Absolute Term Frequency (TF) issue - Doubling count

gustavo.velho · April 6, 2016, 7:43pm

Hi all,

I've been using Knime for the past couple of days for some text analysis on social media posts, mostly to identiy frequent keywords and topics. I've handling it pretty well, but had an issue when using TF node, with absolute value. Although a document contains only once or twice a specific word, TF is showing the number double, meaning, when there's once, it shows 2, and when it has 2, it shows 4, and so on.

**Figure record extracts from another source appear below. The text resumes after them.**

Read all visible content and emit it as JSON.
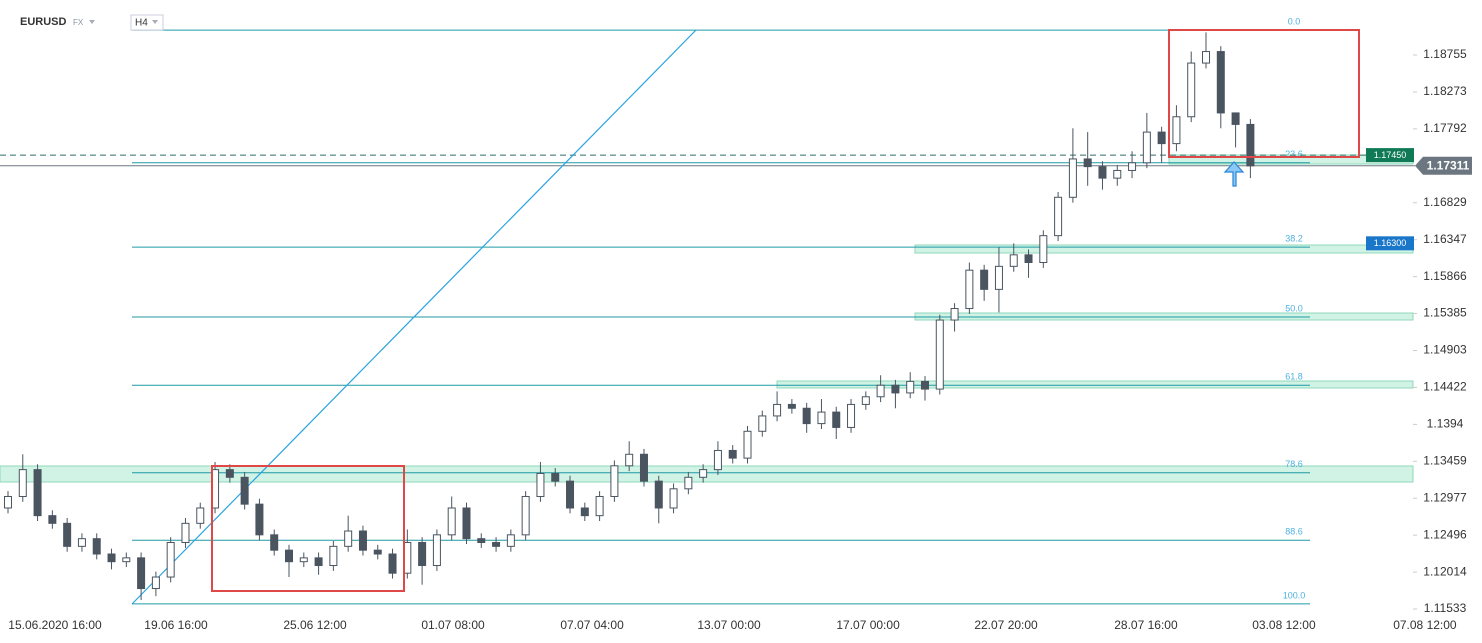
{
  "chart_data": {
    "type": "candlestick",
    "symbol": "EURUSD",
    "market": "FX",
    "interval": "H4",
    "x": [
      0,
      1,
      2,
      3,
      4,
      5,
      6,
      7,
      8,
      9,
      10,
      11,
      12,
      13,
      14,
      15,
      16,
      17,
      18,
      19,
      20,
      21,
      22,
      23,
      24,
      25,
      26,
      27,
      28,
      29,
      30,
      31,
      32,
      33,
      34,
      35,
      36,
      37,
      38,
      39,
      40,
      41,
      42,
      43,
      44,
      45,
      46,
      47,
      48,
      49,
      50,
      51,
      52,
      53,
      54,
      55,
      56,
      57,
      58,
      59,
      60,
      61,
      62,
      63,
      64,
      65,
      66,
      67,
      68,
      69,
      70,
      71,
      72,
      73,
      74,
      75,
      76,
      77,
      78,
      79,
      80,
      81,
      82,
      83,
      84
    ],
    "open": [
      1.1285,
      1.13,
      1.1335,
      1.1275,
      1.1265,
      1.1235,
      1.1245,
      1.1225,
      1.1215,
      1.122,
      1.118,
      1.1195,
      1.124,
      1.1265,
      1.1285,
      1.1335,
      1.1325,
      1.129,
      1.125,
      1.123,
      1.1215,
      1.122,
      1.121,
      1.1235,
      1.1255,
      1.123,
      1.1225,
      1.12,
      1.124,
      1.121,
      1.125,
      1.1285,
      1.1245,
      1.124,
      1.1235,
      1.125,
      1.13,
      1.133,
      1.132,
      1.1285,
      1.1275,
      1.13,
      1.134,
      1.1355,
      1.132,
      1.1285,
      1.131,
      1.1325,
      1.1335,
      1.136,
      1.135,
      1.1385,
      1.1405,
      1.142,
      1.1415,
      1.1395,
      1.141,
      1.139,
      1.142,
      1.143,
      1.1445,
      1.1435,
      1.145,
      1.144,
      1.153,
      1.1545,
      1.1595,
      1.157,
      1.16,
      1.1615,
      1.1605,
      1.164,
      1.169,
      1.174,
      1.173,
      1.1715,
      1.1725,
      1.1735,
      1.1775,
      1.176,
      1.1795,
      1.1865,
      1.188,
      1.18,
      1.1785
    ],
    "high": [
      1.1307,
      1.1355,
      1.1342,
      1.1282,
      1.1272,
      1.1252,
      1.1252,
      1.1232,
      1.1227,
      1.1227,
      1.1202,
      1.1247,
      1.1272,
      1.1292,
      1.1345,
      1.1342,
      1.1332,
      1.1297,
      1.1257,
      1.1237,
      1.1227,
      1.1227,
      1.1242,
      1.1275,
      1.1262,
      1.1237,
      1.1232,
      1.1257,
      1.1247,
      1.1257,
      1.13,
      1.1292,
      1.1252,
      1.1247,
      1.1257,
      1.1307,
      1.1345,
      1.1337,
      1.1327,
      1.1292,
      1.1307,
      1.1347,
      1.1372,
      1.1362,
      1.1327,
      1.1317,
      1.1332,
      1.1342,
      1.1372,
      1.1367,
      1.1392,
      1.1412,
      1.1437,
      1.1427,
      1.1422,
      1.1427,
      1.1417,
      1.1427,
      1.1437,
      1.1458,
      1.1452,
      1.1462,
      1.1457,
      1.1537,
      1.1552,
      1.1605,
      1.1602,
      1.1625,
      1.163,
      1.1622,
      1.1647,
      1.1697,
      1.178,
      1.1775,
      1.1737,
      1.1732,
      1.175,
      1.18,
      1.1782,
      1.181,
      1.188,
      1.1905,
      1.1887,
      1.1795,
      1.1792
    ],
    "low": [
      1.1278,
      1.1293,
      1.1268,
      1.1258,
      1.1228,
      1.1228,
      1.1218,
      1.1205,
      1.1208,
      1.1165,
      1.117,
      1.1188,
      1.1233,
      1.1258,
      1.1278,
      1.1318,
      1.1283,
      1.1243,
      1.1223,
      1.1195,
      1.1208,
      1.1198,
      1.1203,
      1.1228,
      1.1223,
      1.1218,
      1.1193,
      1.1193,
      1.1185,
      1.1203,
      1.1243,
      1.1238,
      1.1233,
      1.1228,
      1.1228,
      1.1243,
      1.1293,
      1.1313,
      1.1278,
      1.1268,
      1.1268,
      1.1293,
      1.1333,
      1.1313,
      1.1265,
      1.1278,
      1.1303,
      1.1318,
      1.1328,
      1.1343,
      1.1343,
      1.1378,
      1.1398,
      1.1408,
      1.1383,
      1.1388,
      1.1375,
      1.1383,
      1.1413,
      1.1423,
      1.1415,
      1.1428,
      1.1425,
      1.1433,
      1.1515,
      1.1538,
      1.1555,
      1.154,
      1.1593,
      1.1585,
      1.1598,
      1.1633,
      1.1683,
      1.1705,
      1.17,
      1.1705,
      1.1715,
      1.1728,
      1.1735,
      1.175,
      1.1788,
      1.1858,
      1.178,
      1.1755,
      1.1715
    ],
    "close": [
      1.13,
      1.1335,
      1.1275,
      1.1265,
      1.1235,
      1.1245,
      1.1225,
      1.1215,
      1.122,
      1.118,
      1.1195,
      1.124,
      1.1265,
      1.1285,
      1.1335,
      1.1325,
      1.129,
      1.125,
      1.123,
      1.1215,
      1.122,
      1.121,
      1.1235,
      1.1255,
      1.123,
      1.1225,
      1.12,
      1.124,
      1.121,
      1.125,
      1.1285,
      1.1245,
      1.124,
      1.1235,
      1.125,
      1.13,
      1.133,
      1.132,
      1.1285,
      1.1275,
      1.13,
      1.134,
      1.1355,
      1.132,
      1.1285,
      1.131,
      1.1325,
      1.1335,
      1.136,
      1.135,
      1.1385,
      1.1405,
      1.142,
      1.1415,
      1.1395,
      1.141,
      1.139,
      1.142,
      1.143,
      1.1445,
      1.1435,
      1.145,
      1.144,
      1.153,
      1.1545,
      1.1595,
      1.157,
      1.16,
      1.1615,
      1.1605,
      1.164,
      1.169,
      1.174,
      1.173,
      1.1715,
      1.1725,
      1.1735,
      1.1775,
      1.176,
      1.1795,
      1.1865,
      1.188,
      1.18,
      1.1785,
      1.1731
    ],
    "xlim": [
      -0.54,
      96.55
    ],
    "xticks": [
      {
        "value": 3.18,
        "label": "15.06.2020 16:00"
      },
      {
        "value": 11.36,
        "label": "19.06 16:00"
      },
      {
        "value": 20.76,
        "label": "25.06 12:00"
      },
      {
        "value": 30.09,
        "label": "01.07 08:00"
      },
      {
        "value": 39.49,
        "label": "07.07 04:00"
      },
      {
        "value": 48.75,
        "label": "13.07 00:00"
      },
      {
        "value": 58.15,
        "label": "17.07 00:00"
      },
      {
        "value": 67.48,
        "label": "22.07 20:00"
      },
      {
        "value": 76.94,
        "label": "28.07 16:00"
      },
      {
        "value": 86.27,
        "label": "03.08 12:00"
      },
      {
        "value": 95.8,
        "label": "07.08 12:00"
      }
    ],
    "ylim": [
      1.1109,
      1.19472
    ],
    "yticks": [
      1.18755,
      1.18273,
      1.17792,
      1.16829,
      1.16347,
      1.15866,
      1.15385,
      1.14903,
      1.14422,
      1.1394,
      1.13459,
      1.12977,
      1.12496,
      1.12014,
      1.11533
    ],
    "fib_levels": [
      {
        "label": "0.0",
        "price": 1.1908
      },
      {
        "label": "23.6",
        "price": 1.1735
      },
      {
        "label": "38.2",
        "price": 1.1625
      },
      {
        "label": "50.0",
        "price": 1.1534
      },
      {
        "label": "61.8",
        "price": 1.1445
      },
      {
        "label": "78.6",
        "price": 1.1331
      },
      {
        "label": "88.6",
        "price": 1.1243
      },
      {
        "label": "100.0",
        "price": 1.116
      }
    ],
    "current_price": 1.17311,
    "price_tags": [
      {
        "value": 1.1745,
        "label": "1.17450",
        "color": "#0f7a55"
      },
      {
        "value": 1.163,
        "label": "1.16300",
        "color": "#1976c8"
      }
    ]
  }
}
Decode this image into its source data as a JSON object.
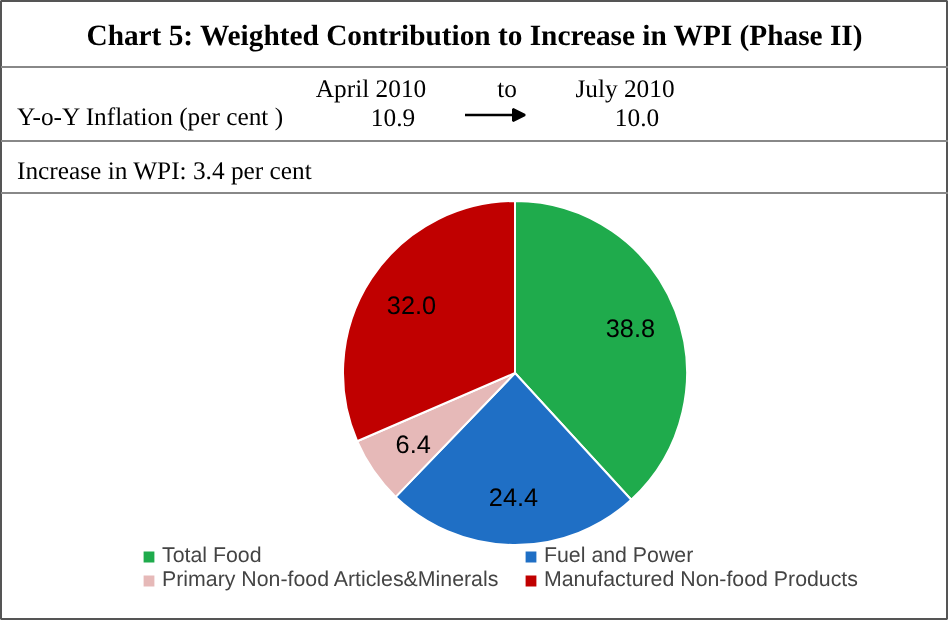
{
  "chart_data": {
    "type": "pie",
    "title": "Chart 5: Weighted Contribution to Increase in WPI (Phase II)",
    "annotations": [
      "April 2010",
      "to",
      "July 2010",
      "Y-o-Y Inflation (per cent )",
      "10.9",
      "10.0",
      "Increase in WPI: 3.4 per cent"
    ],
    "categories": [
      "Total Food",
      "Fuel and Power",
      "Primary Non-food Articles&Minerals",
      "Manufactured Non-food Products"
    ],
    "values": [
      38.8,
      24.4,
      6.4,
      32.0
    ],
    "colors": [
      "#1fab4c",
      "#1f6fc5",
      "#e6b9b8",
      "#c00000"
    ],
    "value_labels": [
      "38.8",
      "24.4",
      "6.4",
      "32.0"
    ],
    "legend": "bottom"
  }
}
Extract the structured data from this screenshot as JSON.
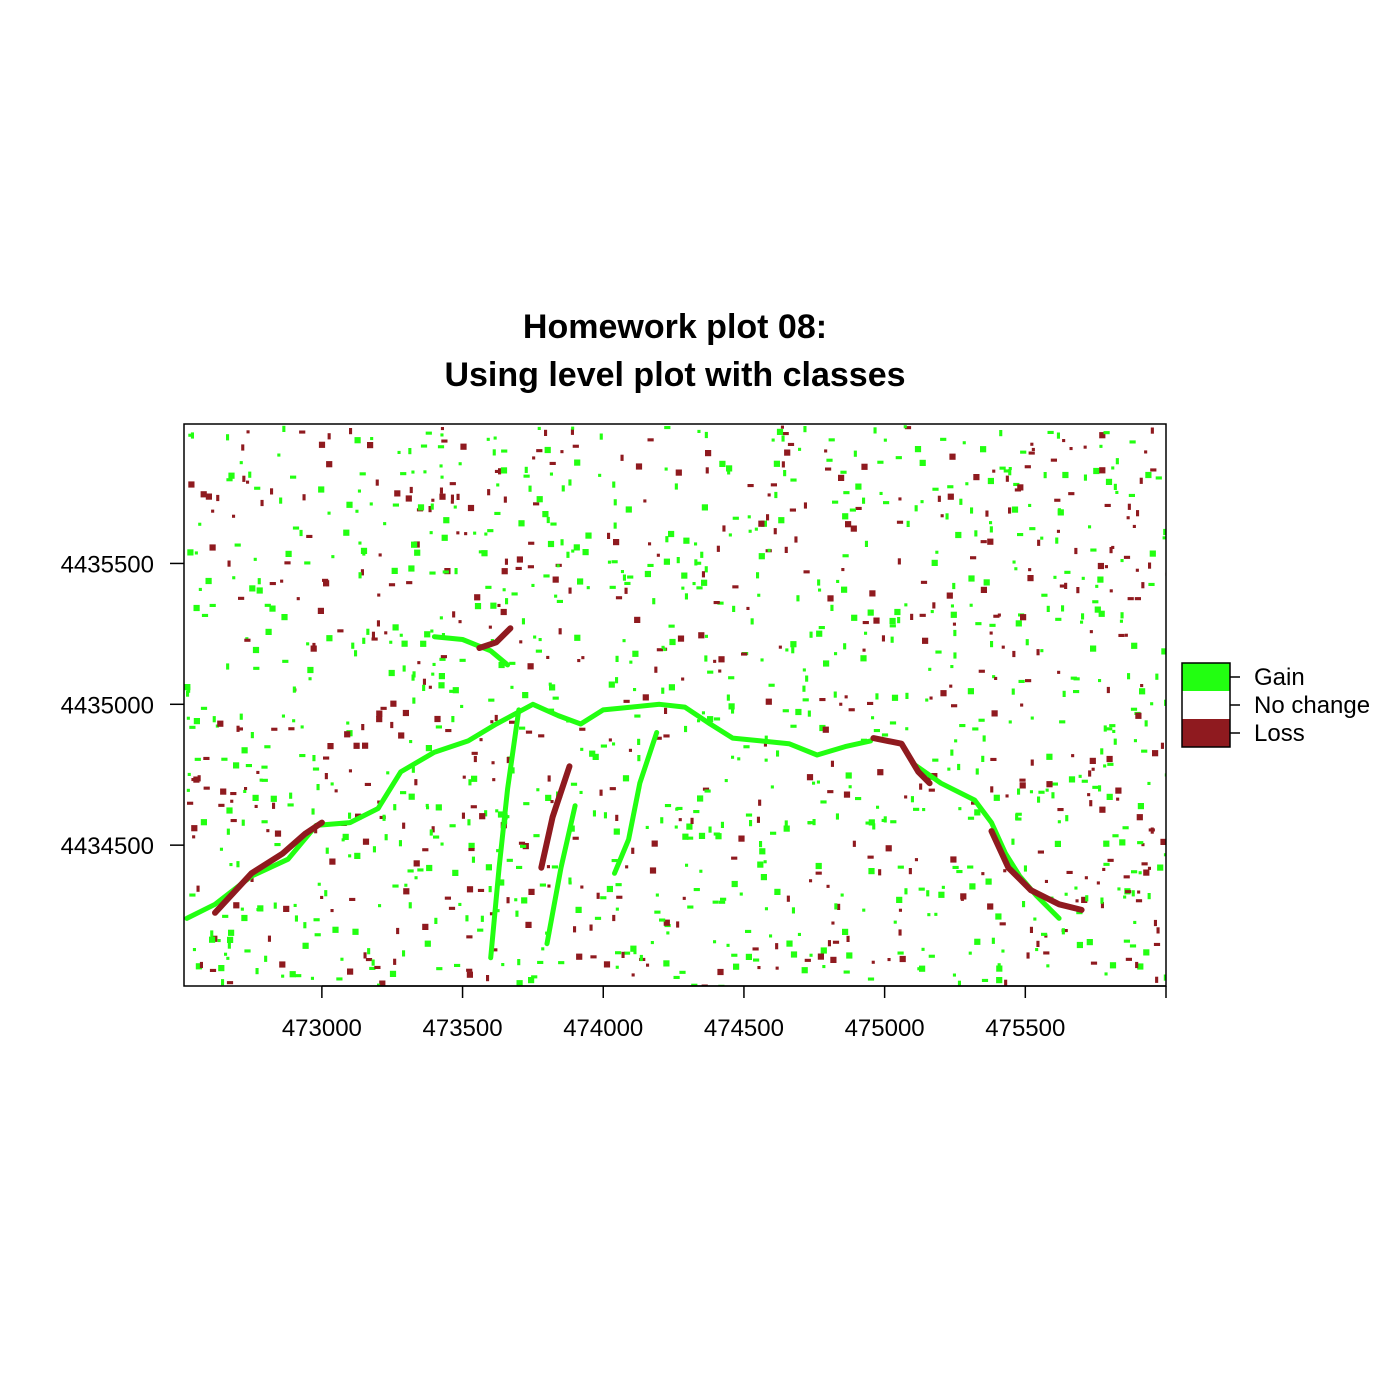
{
  "chart_data": {
    "type": "heatmap",
    "title_lines": [
      "Homework plot 08:",
      "Using level plot with classes"
    ],
    "xlabel": "",
    "ylabel": "",
    "xlim": [
      472510,
      476000
    ],
    "ylim": [
      4434000,
      4435995
    ],
    "x_ticks": [
      473000,
      473500,
      474000,
      474500,
      475000,
      475500
    ],
    "y_ticks": [
      4434500,
      4435000,
      4435500
    ],
    "legend": {
      "placement": "right",
      "classes": [
        {
          "label": "Gain",
          "value": 1,
          "color": "#22ff11"
        },
        {
          "label": "No change",
          "value": 0,
          "color": "#ffffff"
        },
        {
          "label": "Loss",
          "value": -1,
          "color": "#8f1a1f"
        }
      ]
    },
    "features": [
      {
        "class": "Gain",
        "path": [
          [
            472520,
            4434240
          ],
          [
            472620,
            4434290
          ],
          [
            472750,
            4434390
          ],
          [
            472880,
            4434450
          ],
          [
            472980,
            4434570
          ],
          [
            473100,
            4434580
          ],
          [
            473200,
            4434630
          ],
          [
            473280,
            4434760
          ],
          [
            473400,
            4434830
          ],
          [
            473520,
            4434870
          ],
          [
            473620,
            4434930
          ],
          [
            473750,
            4435000
          ],
          [
            473840,
            4434960
          ],
          [
            473920,
            4434930
          ],
          [
            474000,
            4434980
          ],
          [
            474100,
            4434990
          ],
          [
            474200,
            4435000
          ],
          [
            474290,
            4434990
          ],
          [
            474380,
            4434930
          ],
          [
            474460,
            4434880
          ],
          [
            474560,
            4434870
          ],
          [
            474660,
            4434860
          ],
          [
            474760,
            4434820
          ],
          [
            474860,
            4434850
          ],
          [
            474950,
            4434870
          ]
        ]
      },
      {
        "class": "Gain",
        "path": [
          [
            475100,
            4434790
          ],
          [
            475200,
            4434720
          ],
          [
            475320,
            4434660
          ],
          [
            475380,
            4434580
          ],
          [
            475430,
            4434470
          ],
          [
            475480,
            4434390
          ],
          [
            475540,
            4434320
          ],
          [
            475620,
            4434240
          ]
        ]
      },
      {
        "class": "Gain",
        "path": [
          [
            473400,
            4435240
          ],
          [
            473500,
            4435230
          ],
          [
            473600,
            4435190
          ],
          [
            473660,
            4435140
          ]
        ]
      },
      {
        "class": "Gain",
        "path": [
          [
            474190,
            4434900
          ],
          [
            474130,
            4434720
          ],
          [
            474090,
            4434520
          ],
          [
            474040,
            4434400
          ]
        ]
      },
      {
        "class": "Gain",
        "path": [
          [
            473700,
            4434980
          ],
          [
            473660,
            4434700
          ],
          [
            473630,
            4434420
          ],
          [
            473600,
            4434100
          ]
        ]
      },
      {
        "class": "Gain",
        "path": [
          [
            473900,
            4434640
          ],
          [
            473850,
            4434420
          ],
          [
            473800,
            4434150
          ]
        ]
      },
      {
        "class": "Loss",
        "path": [
          [
            472620,
            4434260
          ],
          [
            472750,
            4434400
          ],
          [
            472860,
            4434470
          ],
          [
            472940,
            4434540
          ],
          [
            473000,
            4434580
          ]
        ]
      },
      {
        "class": "Loss",
        "path": [
          [
            474960,
            4434880
          ],
          [
            475060,
            4434860
          ],
          [
            475120,
            4434760
          ],
          [
            475160,
            4434720
          ]
        ]
      },
      {
        "class": "Loss",
        "path": [
          [
            475380,
            4434550
          ],
          [
            475440,
            4434420
          ],
          [
            475520,
            4434340
          ],
          [
            475620,
            4434290
          ],
          [
            475700,
            4434270
          ]
        ]
      },
      {
        "class": "Loss",
        "path": [
          [
            473560,
            4435200
          ],
          [
            473620,
            4435220
          ],
          [
            473670,
            4435270
          ]
        ]
      },
      {
        "class": "Loss",
        "path": [
          [
            473880,
            4434780
          ],
          [
            473820,
            4434600
          ],
          [
            473780,
            4434420
          ]
        ]
      }
    ]
  }
}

Any tips?

Thanks!

Gustavo Velho

Fab72 · April 18, 2016, 5:54pm

Dear all,
I experience the same problem as Gustavo.
Thanks for your feedback Kilian :-)

Fabrice Latchurie

Geo · April 19, 2016, 12:15am

You've probably allocated the same column to Title and Full Text (because Strings to Document node forces you to choose a column for each).

TF nodes counts the words in both Title and Full Text. You can see why using the Document Viewer node - double click on any line.

A workaround is that before Strings to documents, you should create an empty column named e.g. fulltext and allocate it to Full Text in the Strings To Document node.

An alternative workaround is to divide the term frequency by 2 using Math node.

kilian.thiel · April 21, 2016, 1:11pm

Geo mentioned exactly the same idea that I was going to ask as well. The title will be considered as well when counting words. Are you using the same string column for title and text?

Cheers, Kilian

Fab72 · May 9, 2016, 12:58pm

Many thanks for your comments!
You are right, it was due to the the Title and the Full text.

Fabrice

gustavo.velho · May 20, 2016, 8:23pm

Hi all,

Thanks for your help on this! I figured that out later, after I went on a vacation (why I'm getting back to community only now :) ), and recently I started playing with Knime again.

Again, thanks! This tool is really awesome.

Gustavo Velho

system · June 2, 2023, 9:48pm

This topic was automatically closed 90 days after the last reply. New replies are no longer allowed.